Then there's this other lady who's roughly 173, hair magically cemented in place by 8 decades of wearing a hair-net and bags under her eyes so large that you could slip a newborn into each one and just have her shake her head from side to rock them to sleep. No one wants to see that. Lady, how about applying some of that cucumber salad to those peepers, hey? Ugh. Such bad customer service. The worst part. however, is that she is Cheapy McCheap-Cheap Cheaperson with mah combo! Listen up, there are not 1.3 billion of me. We don't need to ration! Just gimme my goddamned three chunks - NOT TWO - of melon and let me continue on my way! Dayuuuuuuum...

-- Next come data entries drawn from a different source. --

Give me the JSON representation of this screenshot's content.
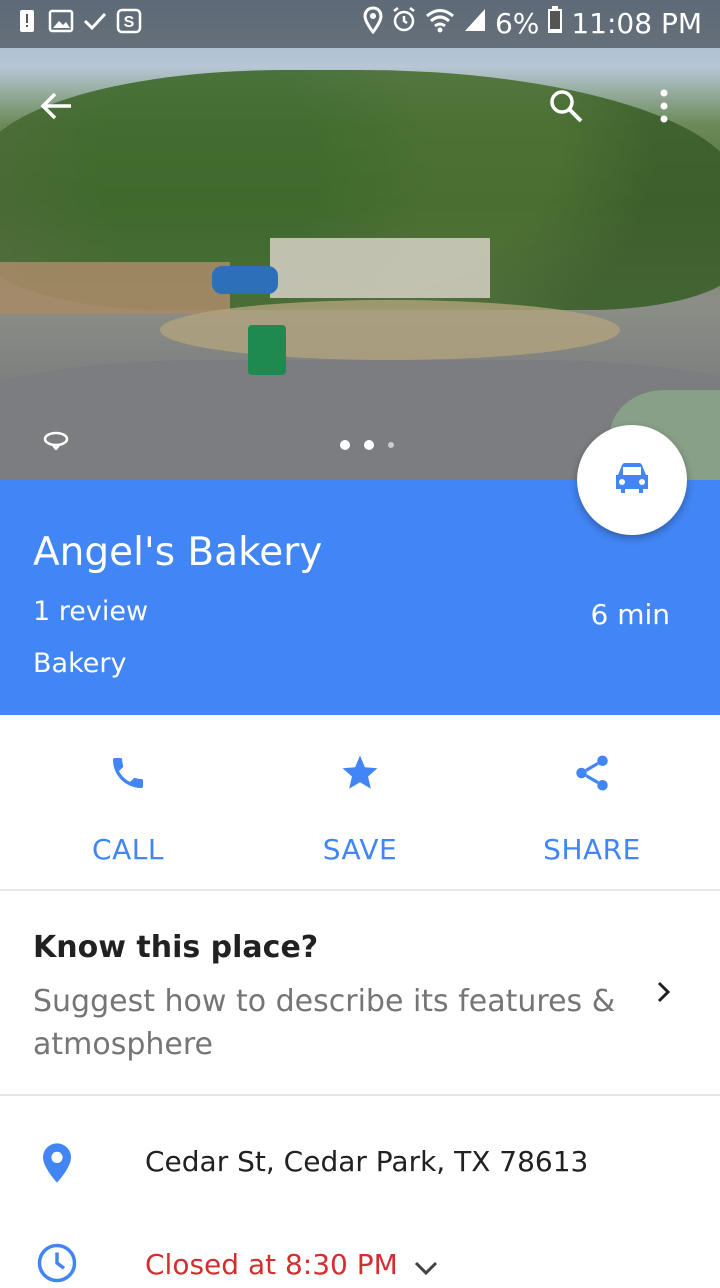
{
  "status_bar": {
    "battery": "6%",
    "time": "11:08 PM"
  },
  "place": {
    "name": "Angel's Bakery",
    "reviews": "1 review",
    "category": "Bakery",
    "eta": "6 min"
  },
  "actions": {
    "call": "CALL",
    "save": "SAVE",
    "share": "SHARE"
  },
  "know": {
    "title": "Know this place?",
    "description": "Suggest how to describe its features & atmosphere"
  },
  "details": {
    "address": "Cedar St, Cedar Park, TX 78613",
    "hours": "Closed at 8:30 PM"
  },
  "colors": {
    "accent": "#4285f4",
    "closed": "#d32f2f"
  }
}
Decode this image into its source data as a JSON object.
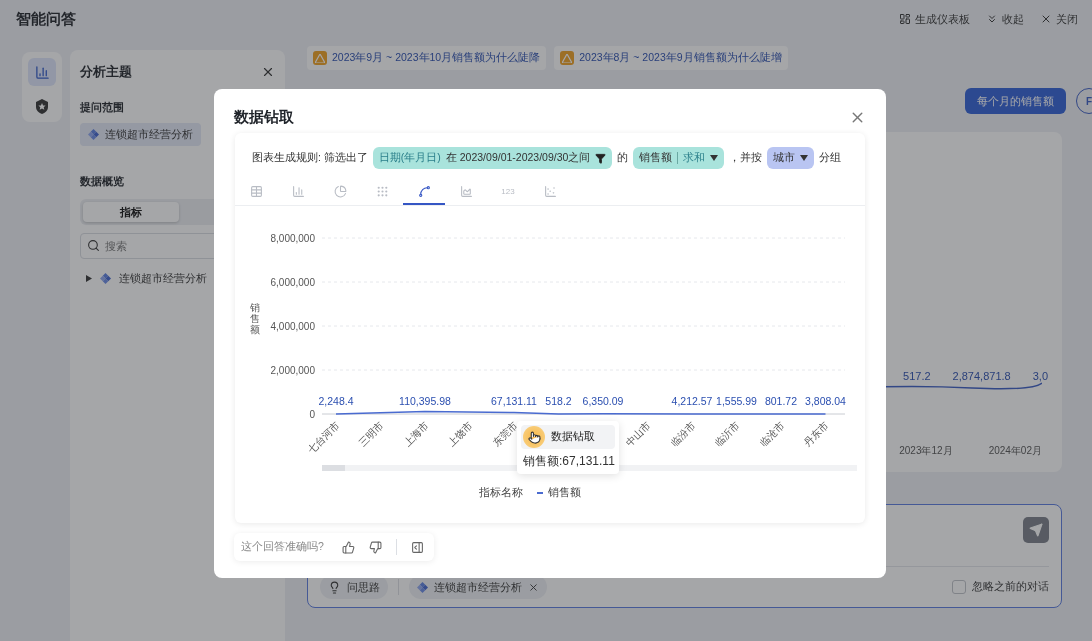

So yesterday I go and order it and, of course, I get the decagenarian and she totally jews** me (1 slice of tomato = wtf) but then the really pretty lady is at the cash register and so when I get up there I flash her this cheeky smile and whisper, "You make it better."
She kinda just stares at me for a moment and in those few seconds I realize that I've unintentionally just hit on my hot salad lady in the CREEPIEST WAY POSSIBLE. So then she smiles nervously and goes, "No, no, she make jus as gude..." like that's gonna make me change my mind and wait outside the back alley dumpster to cop an unwelcome pre-Ming Dynasty feel. I don't think so, buddy. If I was straight and into old chicks and super creepy and maybe a bit rapey too, insuring me that my salad was made with equally loving care would not be a deterrent from making you give me a foot*** rub****.
Attempt at writing a short post fail
*Going-to-hell-anyway Joke Numbah Wahn: China recently held a celebrity lookalike contest. The winner was everyone.
** Equally opportunity racism. I gots it.